The Dead Will Tell: A Kate Burkholder Novel

The words, the meaning behind them, light a fire of outrage inside me, a mix of anger and disbelief and the sense of unfair judgment levied upon the innocent. “She had no choice in the matter.”

 

 

He raises rheumy eyes to mine. “Some things are so broken, they cannot be mended. It is the way of the world.”

 

“I don’t agree with that.”

 

He gives me a sharp look. “I thought it best that she didn’t return.”

 

I stare at him, incredulous, and so taken aback by his narrow-minded arrogance that for a moment I’m rendered speechless. “I don’t understand.”

 

“It’s not for you to understand. It’s done. In God’s hands.”

 

Before I realize I’m going to move, I’m hovering over him. “Do you know something about what happened to her?” Despite my efforts, my voice has risen.

 

His eyes roll back in their sockets slightly when he looks at me. “A few years after Willis and the children were killed, I received a message from the bishop of the Swartzentruber Amish in Pennsylvania.”

 

The Swartzentruber clan are the most conservative Amish. The group emerged after a split of the Old Order back in 1917 over a conflict between two bishops regarding Bann und Meidung, or “excommunication and shunning.” Several Swartzentruber families live in Painters Mill. Generally, they’re stricter with regard to the use of technology, rejecting conveniences like milking machines and indoor plumbing. Their buggies are windowless. Even their dress is plainer, especially for the women.

 

“What message?” I ask.

 

“One of the families in Cambria County had taken in an Amish woman who’d been in an accident and had severe injuries.
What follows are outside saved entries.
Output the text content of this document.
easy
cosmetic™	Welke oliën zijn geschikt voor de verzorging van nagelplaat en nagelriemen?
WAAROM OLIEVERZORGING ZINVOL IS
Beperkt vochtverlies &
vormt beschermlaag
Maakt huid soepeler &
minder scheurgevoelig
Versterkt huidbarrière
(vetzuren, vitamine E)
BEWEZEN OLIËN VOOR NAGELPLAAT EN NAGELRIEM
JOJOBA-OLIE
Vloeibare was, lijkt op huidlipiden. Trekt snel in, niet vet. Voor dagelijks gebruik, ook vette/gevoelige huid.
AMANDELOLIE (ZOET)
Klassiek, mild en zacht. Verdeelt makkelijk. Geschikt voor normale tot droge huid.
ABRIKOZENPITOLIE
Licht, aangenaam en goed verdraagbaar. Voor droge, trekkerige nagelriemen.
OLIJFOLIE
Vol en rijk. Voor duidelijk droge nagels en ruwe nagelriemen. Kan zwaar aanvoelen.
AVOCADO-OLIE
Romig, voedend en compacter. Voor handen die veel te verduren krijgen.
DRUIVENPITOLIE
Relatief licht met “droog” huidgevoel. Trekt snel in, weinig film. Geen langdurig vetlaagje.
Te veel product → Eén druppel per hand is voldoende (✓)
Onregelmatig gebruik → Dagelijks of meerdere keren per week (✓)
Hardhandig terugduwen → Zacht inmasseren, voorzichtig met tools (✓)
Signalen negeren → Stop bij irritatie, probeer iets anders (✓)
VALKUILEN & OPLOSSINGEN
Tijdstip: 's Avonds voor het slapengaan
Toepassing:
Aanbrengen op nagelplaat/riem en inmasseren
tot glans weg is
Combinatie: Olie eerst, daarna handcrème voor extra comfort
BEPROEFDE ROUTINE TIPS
The woman had no memory. She didn’t know her name or where she lived. The family nursed her back to health, fed her, clothed her, and opened their home to her.” He looks down at his gnarled fingers. “Months after she arrived, the woman began to remember things. She was fluent in Pennsilfaanisch Deitsch. She knew she had a husband and children and wanted to come home. The Swartzentruber family began contacting Amish bishops all over Pennsylvania and, later, Ohio.”

 

“The woman was Wanetta Hochstetler?”

 

“All I can tell you is that she was not the woman who had been married to Willis Hochstetler.”

 

I can’t tell if he’s speaking figuratively or literally. “What happened?”

 

“The Swartzentruber Amish do not permit a community telephone booth, as we do here. It took several weeks, but she was finally able to contact me.”

 

“You spoke with her?”

 

“On the telephone.” He hesitates. “She didn’t know that Willis and the children had passed. When I told her, she became very distraught. She accused me of lying and used ungodly words.” He touches his left temple. “Sie is ganz ab.” She was quite out of her mind.

 

“Did you go to the police?”

 

“Why would I? We are Amish. It was an Amish matter.”

 

“But they would have—”

 

“There were bad feelings between the Amish and the English police.” He shrugs. “I don’t know how it would have been for her, coming back, after everything that happened. There had been talk.”

 

“What kind of talk?”

 

“That she’d left her husband and children. That maybe she didn’t want to come back.”

 

“But she had a son,” I say. “William.”

 

“The boy was with an Amish family. A good family that had welcomed him into their lives and given him a home. This woman was … narrish.” Insane. “It was for the best. For the boy. He needed to be protected from what she had become.”

 

“That wasn’t your choice. It wasn’t your decision to make.”

 

“I left it in the hands of God.”

 

I look at him, this grizzled, disapproving old man, and I want to rail at him, call him a son of a bitch. I want to tell him the woman could have sustained a head injury or suffered a stroke. But I hold my tongue. “How long ago did you speak with her?”

 

“Many years,” he says.

 

“She was living in Pennsylvania at the time?”

 

“Yes, but many of the Swartzentruber Amish have left that area for New York. Too many disputes with the government.”

 

“What was the name of the family that took her in?”

 

“I don’t know.”

 

“Do you remember the bishop’s name?”

 

He shakes his head.

 

I sigh. “Where in Pennsylvania? What’s the name of the town?”

 

“Cambria County,” he tells me. “Near Nicktown.”